For many years, thymic macrophages were not well- characterised or understood due to technical limitations in analysing these cells and conducting functional studies. There are only a few well-known macrophage markers identified on thymic macrophages (ED1 and ED2 in rats, CD68, F4/80, and CD11b in mice), making it difficult to study the origin of these macrophages and identify their heterogeneity in the thymus [43, 44]. Macrophages in the fetal thymus originate from various hematopoietic progenitors. Some derive from the yolk sac and fetal liver, while others come from bone marrow progenitors. Studies show that different populations of thymic macrophages develop at different stages of the fetus, with each having a specific function in the organisation and development of the thymus [45]. Thymic macrophages predominantly come from two populations: Timd4 + cells, of embryonic origin, located in the thymic cortex, and Cx3cr1 + cells, derived from adult hematopoietic progenitors, located in the medulla [45]. Since macrophages are recruited from different sources, including hematopoietic progenitors from the fetal liver and yolk sac, their number significantly increases during fetal development [45]. As the thymus becomes more active during fetal development, its volume increases, as does the number of apoptotic thymocytes, leading to an increase in macrophage density. Our study shows similar results. During the fetal period, macrophage density continuously rises until the end of fetal development, with a higher macrophage density observed in the thymic medulla. These findings confirm the role of macrophages in eliminating apoptotic cells and supporting thymic immune function during development.

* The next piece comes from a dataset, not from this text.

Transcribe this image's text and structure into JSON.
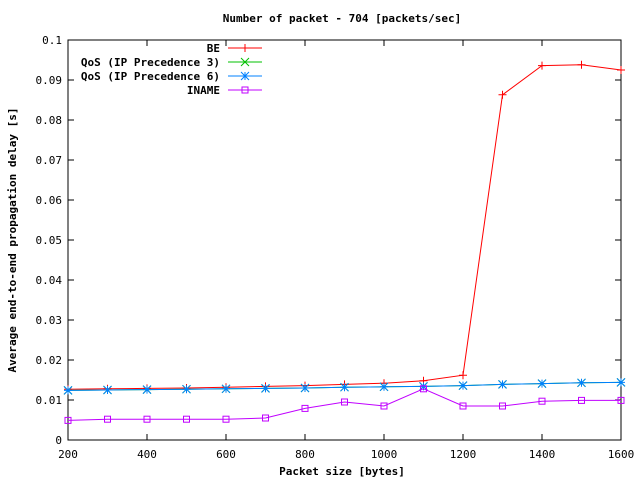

The limitations of this study include a relatively small sample size, which may limit the generalisability of the results to a broader population. The study is retrospective in nature, and it depends on the quality and availability of previously collected samples and documentation, which may introduce certain biases. The samples were collected exclusively during standard fetal autopsies, so the quality of the samples may vary. Finally, the study did not consider possible additional factors such as fetal sex or health status, which could have influenced the results.
Further research on the thymus is needed as its microenvironment plays a crucial role in generating functional cellular immunity. Disruptions in this environment can impair T lymphocyte education and weaken the adaptive immune response, increasing the risk of autoimmune diseases. While thymic involution is often associated with aging, new data suggest the influence of sex hormones, obesity, infections, and oxidative stress [46]. Studies have also shown that thymectomy in adults can lead to an increased risk of cancer and reduced immunity, highlighting the importance of preserving the thymus [47, 48].